Oxygen-dependent Oxidation of Fe(II) to Fe(III) and Interaction of Fe(III) with Bovine Serum Albumin, Leading to a Hysteretic Effect on the Fluorescence of Bovine Serum Albumin

The serum albumin is the most abundant protein in blood plasma and the iron is essential for many cellular processes. However, the interaction between Fe3+ and haem-free serum albumin remains unclear. Here we provide evidence for the fact that haem-free BSA possesses one specific Fe3+-binding site.
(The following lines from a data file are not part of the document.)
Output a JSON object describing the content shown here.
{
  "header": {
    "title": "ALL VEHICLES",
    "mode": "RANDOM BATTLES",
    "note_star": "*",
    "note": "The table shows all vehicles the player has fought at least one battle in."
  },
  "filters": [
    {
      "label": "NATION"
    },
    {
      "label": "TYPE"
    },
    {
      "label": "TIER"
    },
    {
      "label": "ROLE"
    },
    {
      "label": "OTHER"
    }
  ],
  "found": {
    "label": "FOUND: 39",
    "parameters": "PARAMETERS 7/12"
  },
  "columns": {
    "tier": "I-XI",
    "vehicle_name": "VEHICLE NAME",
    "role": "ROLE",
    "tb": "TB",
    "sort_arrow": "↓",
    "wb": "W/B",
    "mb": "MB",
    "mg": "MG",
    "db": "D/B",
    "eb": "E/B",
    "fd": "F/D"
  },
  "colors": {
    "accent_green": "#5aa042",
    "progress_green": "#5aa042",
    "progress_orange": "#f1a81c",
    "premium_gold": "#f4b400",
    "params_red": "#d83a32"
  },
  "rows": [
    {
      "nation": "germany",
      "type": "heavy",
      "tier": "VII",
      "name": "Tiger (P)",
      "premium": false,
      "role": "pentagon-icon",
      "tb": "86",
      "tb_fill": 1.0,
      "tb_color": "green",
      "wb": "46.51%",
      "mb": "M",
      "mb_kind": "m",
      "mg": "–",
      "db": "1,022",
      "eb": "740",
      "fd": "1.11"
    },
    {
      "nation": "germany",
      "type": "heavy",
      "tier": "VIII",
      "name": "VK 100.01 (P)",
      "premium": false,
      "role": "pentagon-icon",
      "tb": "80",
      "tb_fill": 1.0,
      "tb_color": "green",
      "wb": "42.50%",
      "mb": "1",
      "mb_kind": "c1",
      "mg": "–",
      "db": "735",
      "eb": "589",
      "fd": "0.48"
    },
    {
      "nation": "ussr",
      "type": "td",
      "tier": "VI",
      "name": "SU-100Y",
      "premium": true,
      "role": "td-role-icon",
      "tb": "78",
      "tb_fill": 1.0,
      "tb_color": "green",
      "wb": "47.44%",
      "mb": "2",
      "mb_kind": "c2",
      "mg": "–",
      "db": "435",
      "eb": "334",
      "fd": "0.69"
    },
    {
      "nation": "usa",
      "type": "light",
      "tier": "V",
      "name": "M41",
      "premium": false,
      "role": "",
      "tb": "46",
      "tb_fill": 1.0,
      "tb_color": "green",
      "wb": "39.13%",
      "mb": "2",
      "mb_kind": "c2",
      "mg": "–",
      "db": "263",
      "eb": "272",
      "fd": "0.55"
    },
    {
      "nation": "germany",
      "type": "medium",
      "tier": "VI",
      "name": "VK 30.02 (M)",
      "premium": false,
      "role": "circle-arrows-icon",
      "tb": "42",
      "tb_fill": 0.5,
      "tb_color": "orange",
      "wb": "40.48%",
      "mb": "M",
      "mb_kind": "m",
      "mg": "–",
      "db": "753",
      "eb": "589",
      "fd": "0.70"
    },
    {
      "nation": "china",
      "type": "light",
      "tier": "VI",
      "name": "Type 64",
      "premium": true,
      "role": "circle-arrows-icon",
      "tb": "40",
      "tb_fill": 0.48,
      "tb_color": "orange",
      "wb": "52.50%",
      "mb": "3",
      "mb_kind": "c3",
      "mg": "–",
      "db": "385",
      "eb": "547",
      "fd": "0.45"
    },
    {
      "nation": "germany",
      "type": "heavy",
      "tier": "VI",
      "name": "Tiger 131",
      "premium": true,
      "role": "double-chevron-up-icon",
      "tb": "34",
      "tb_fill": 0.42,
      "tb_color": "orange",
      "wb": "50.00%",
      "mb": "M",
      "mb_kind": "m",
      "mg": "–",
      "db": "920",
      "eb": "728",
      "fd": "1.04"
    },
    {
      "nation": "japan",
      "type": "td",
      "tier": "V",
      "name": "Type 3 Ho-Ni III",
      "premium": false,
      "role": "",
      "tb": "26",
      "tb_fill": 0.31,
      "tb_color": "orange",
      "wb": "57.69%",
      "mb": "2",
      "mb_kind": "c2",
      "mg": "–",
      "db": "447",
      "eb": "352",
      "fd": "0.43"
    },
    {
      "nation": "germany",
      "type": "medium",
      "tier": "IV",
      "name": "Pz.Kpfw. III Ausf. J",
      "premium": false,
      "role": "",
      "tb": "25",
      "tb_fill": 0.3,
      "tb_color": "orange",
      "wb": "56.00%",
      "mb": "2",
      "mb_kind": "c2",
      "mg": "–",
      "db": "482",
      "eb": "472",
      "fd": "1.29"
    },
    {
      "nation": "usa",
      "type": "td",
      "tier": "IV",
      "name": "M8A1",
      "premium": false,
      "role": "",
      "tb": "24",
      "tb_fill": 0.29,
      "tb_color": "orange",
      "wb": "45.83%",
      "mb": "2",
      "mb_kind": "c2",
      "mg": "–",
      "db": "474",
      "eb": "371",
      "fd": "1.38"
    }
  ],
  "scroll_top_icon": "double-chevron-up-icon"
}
The binding of Fe3+ to BSA results in a significant quenching of the Trp fluorescence of BSA. The average apparent dissociation constant value for the interaction of Fe3+ and BSA is 3.46 × 10−8 ± 3 × 10−10 M at 37 °C and 3.30 × 10−8 ± 5 × 10−10 M at 25 °C, respectively, as determined by fluorescence titration. Addition of 50 μM Fe2+ to 1 μM BSA results in an obvious hysteretic effect on the fluorescence of BSA. The time-dependent fluorescence quenching of BSA by Fe2+ is not caused by the Fe2+-induced conformational change of BSA, but the oxygen-dependent oxidation of Fe2+ to Fe3+. Fe2+ undergoes an oxygen-dependent oxidation to Fe3+ under aerobic conditions, which is accelerated by the interaction of BSA with Fe3+ and extensively inhibited under anaerobic conditions. The results suggest that BSA may take part in non-transferrin bound iron transfer.